I found I could keep a connection with these old friends but I couldn't keep returning to the past. I had grown past that and they had not. I discovered I wanted to spend time with friends who wanted to make some new memories.
The great thing was that only one of those "old friends" saw the same thing happening and decided to leave the past behind as well. Fortunately, we are good friends to this day.
I typically ran into these types of "friends" where I worked. In one case, I actually had a frenemy who went into a high-level meeting as my supposed friend and supporter, but soon turned on me and threw me under the bus during this same meeting just to make himself look better to the boss.
I thought being friends with this person would help my career and mistakenly believed that people normally acted this way in business. I almost lost my job and learned a hard lesson. True friends support each other's victories as well as being there in defeat.
Sad or Bitter Friends
Friends that are consistently down or sad seem to gravitate toward me in my life. I have had many "friends" like this and they always made me feel bad about myself. I felt bad for them and found that the only reason I would spend time with them was because I felt guilty when I told them "no."
These folks are typically not very positive and that spreads like a virus to other people around them.
Bitter friends seem to believe that everything in their lives are always bad. Spending time with these friends sucked the joy out of my life and pulled me down into their negative pit every time I was with them. Makes me wonder why I spent ANY time with these friends.

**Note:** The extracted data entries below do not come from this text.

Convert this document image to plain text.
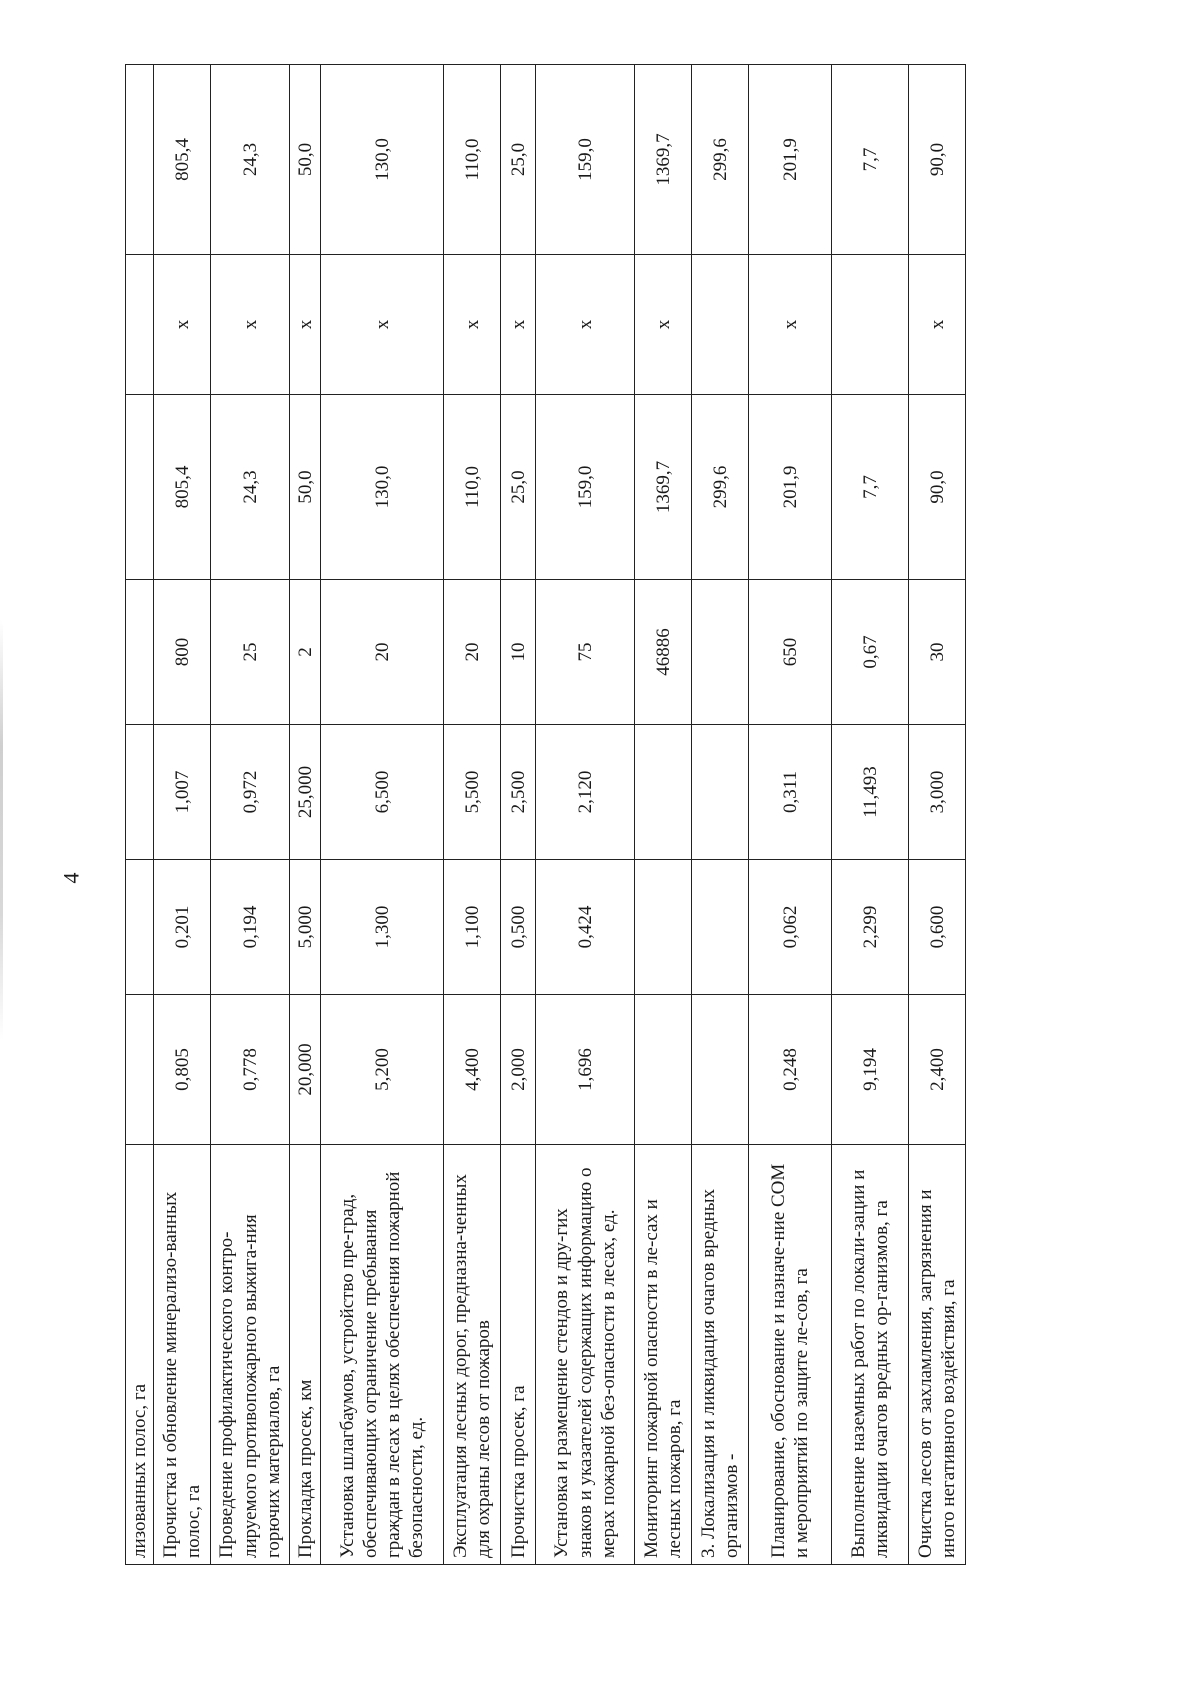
4
лизованных полос, га							
Прочистка и обновление минерализо-ванных полос, га	0,805	0,201	1,007	800	805,4	х	805,4
Проведение профилактического контро-лируемого противопожарного выжига-ния горючих материалов, га	0,778	0,194	0,972	25	24,3	х	24,3
Прокладка просек, км	20,000	5,000	25,000	2	50,0	х	50,0
Установка шлагбаумов, устройство пре-град, обеспечивающих ограничение пребывания граждан в лесах в целях обеспечения пожарной безопасности, ед.	5,200	1,300	6,500	20	130,0	х	130,0
Эксплуатация лесных дорог, предназна-ченных для охраны лесов от пожаров	4,400	1,100	5,500	20	110,0	х	110,0
Прочистка просек, га	2,000	0,500	2,500	10	25,0	х	25,0
Установка и размещение стендов и дру-гих знаков и указателей содержащих информацию о мерах пожарной без-опасности в лесах, ед.	1,696	0,424	2,120	75	159,0	х	159,0
Мониторинг пожарной опасности в ле-сах и лесных пожаров, га				46886	1369,7	х	1369,7
3. Локализация и ликвидация очагов вредных организмов -					299,6		299,6
Планирование, обоснование и назначе-ние СОМ и мероприятий по защите ле-сов, га	0,248	0,062	0,311	650	201,9	х	201,9
Выполнение наземных работ по локали-зации и ликвидации очагов вредных ор-ганизмов, га	9,194	2,299	11,493	0,67	7,7		7,7
Очистка лесов от захламления, загрязнения и иного негативного воздействия, га	2,400	0,600	3,000	30	90,0	х	90,0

Don't waste your time with sad or bitter people unless it's to direct them to seek help.
Folks who can never make a commitment are typically not going to make good friends. In my experience with these sort of people, they always seemed to have a sense of low self esteem. I never really felt good about myself when I was around them.
In this world, people have so many different value systems. This makes it even more important to take a position based on what you truly believe.

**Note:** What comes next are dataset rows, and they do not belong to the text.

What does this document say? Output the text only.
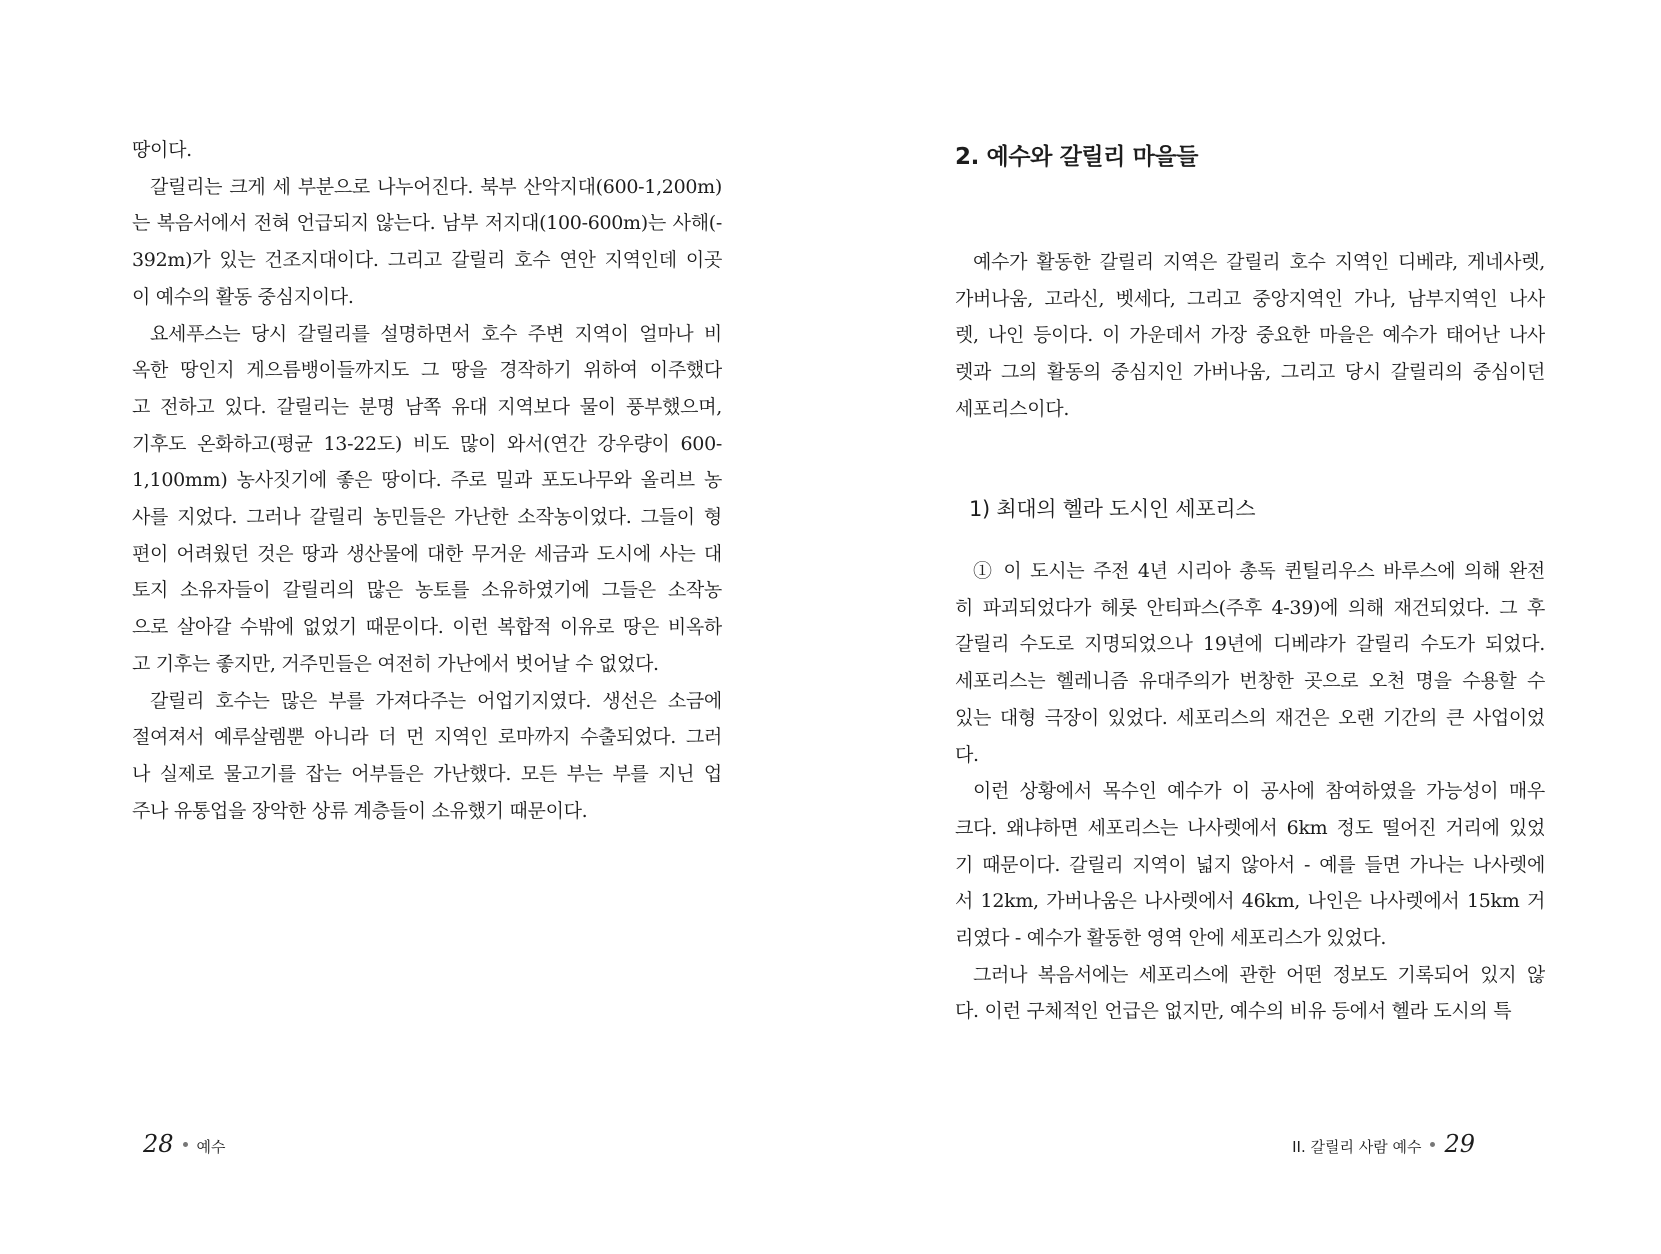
땅이다.
갈릴리는 크게 세 부분으로 나누어진다. 북부 산악지대(600-1,200m)
는 복음서에서 전혀 언급되지 않는다. 남부 저지대(100-600m)는 사해(-
392m)가 있는 건조지대이다. 그리고 갈릴리 호수 연안 지역인데 이곳
이 예수의 활동 중심지이다.
요세푸스는 당시 갈릴리를 설명하면서 호수 주변 지역이 얼마나 비
옥한 땅인지 게으름뱅이들까지도 그 땅을 경작하기 위하여 이주했다
고 전하고 있다. 갈릴리는 분명 남쪽 유대 지역보다 물이 풍부했으며,
기후도 온화하고(평균 13-22도) 비도 많이 와서(연간 강우량이 600-
1,100mm) 농사짓기에 좋은 땅이다. 주로 밀과 포도나무와 올리브 농
사를 지었다. 그러나 갈릴리 농민들은 가난한 소작농이었다. 그들이 형
편이 어려웠던 것은 땅과 생산물에 대한 무거운 세금과 도시에 사는 대
토지 소유자들이 갈릴리의 많은 농토를 소유하였기에 그들은 소작농
으로 살아갈 수밖에 없었기 때문이다. 이런 복합적 이유로 땅은 비옥하
고 기후는 좋지만, 거주민들은 여전히 가난에서 벗어날 수 없었다.
갈릴리 호수는 많은 부를 가져다주는 어업기지였다. 생선은 소금에
절여져서 예루살렘뿐 아니라 더 먼 지역인 로마까지 수출되었다. 그러
나 실제로 물고기를 잡는 어부들은 가난했다. 모든 부는 부를 지닌 업
주나 유통업을 장악한 상류 계층들이 소유했기 때문이다.
2. 예수와 갈릴리 마을들
예수가 활동한 갈릴리 지역은 갈릴리 호수 지역인 디베랴, 게네사렛,
가버나움, 고라신, 벳세다, 그리고 중앙지역인 가나, 남부지역인 나사
렛, 나인 등이다. 이 가운데서 가장 중요한 마을은 예수가 태어난 나사
렛과 그의 활동의 중심지인 가버나움, 그리고 당시 갈릴리의 중심이던
세포리스이다.
1) 최대의 헬라 도시인 세포리스
① 이 도시는 주전 4년 시리아 총독 퀸틸리우스 바루스에 의해 완전
히 파괴되었다가 헤롯 안티파스(주후 4-39)에 의해 재건되었다. 그 후
갈릴리 수도로 지명되었으나 19년에 디베랴가 갈릴리 수도가 되었다.
세포리스는 헬레니즘 유대주의가 번창한 곳으로 오천 명을 수용할 수
있는 대형 극장이 있었다. 세포리스의 재건은 오랜 기간의 큰 사업이었
다.
이런 상황에서 목수인 예수가 이 공사에 참여하였을 가능성이 매우
크다. 왜냐하면 세포리스는 나사렛에서 6km 정도 떨어진 거리에 있었
기 때문이다. 갈릴리 지역이 넓지 않아서 - 예를 들면 가나는 나사렛에
서 12km, 가버나움은 나사렛에서 46km, 나인은 나사렛에서 15km 거
리였다 - 예수가 활동한 영역 안에 세포리스가 있었다.
그러나 복음서에는 세포리스에 관한 어떤 정보도 기록되어 있지 않
다. 이런 구체적인 언급은 없지만, 예수의 비유 등에서 헬라 도시의 특
28 예수	II. 갈릴리 사람 예수 29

Friends who are fence-sitters always made me feel insecure about myself and the things in which I believed.
Remain open to other ideas, cultures and possibilities but surround yourself with those that know who they are and what they believe.
You know people will always talk about other people and typically that's just fine.
It's those friends who seem to relish every sordid detail, imply every negative possibility and just push their bitter opinions onto everybody and everything in a destructive manner.
These "friends" were spending a great deal of time around me spreading this damaging gossip. I discovered that I could simply ignore these gossip-mongers, but other folks around me would see this person spending way too much time with me. Due to this, my own integrity was questioned by those around me because they thought I wanted to participate in this destructive behavior.
I once had a good friend tell me that if you can't say anything nice about someone, it's best to say nothing at all. There is a lot of truth to that. Your true friends will not trust you, and may abandon you if you spend time around those who spread damaging gossip.
The Bottom Line on Good Friends
So that is the sum of my wisdom regarding friends. My kids, like most kids their age, think they already know everything so it's hard to know how much they will listen. I know one thing for sure and that is true friends are like a rare jewel and you will be lucky to make a few good friends in this life.
One last thing, when you find a good friend, do whatever it takes to keep that friendship alive. I have learned that as I get older, those true friends are such a comfort and encouragement, especially if life has thrown a few curveballs your way. If you haven't talked to your best friends for a while, maybe you should give them a call and let them know what they mean to you.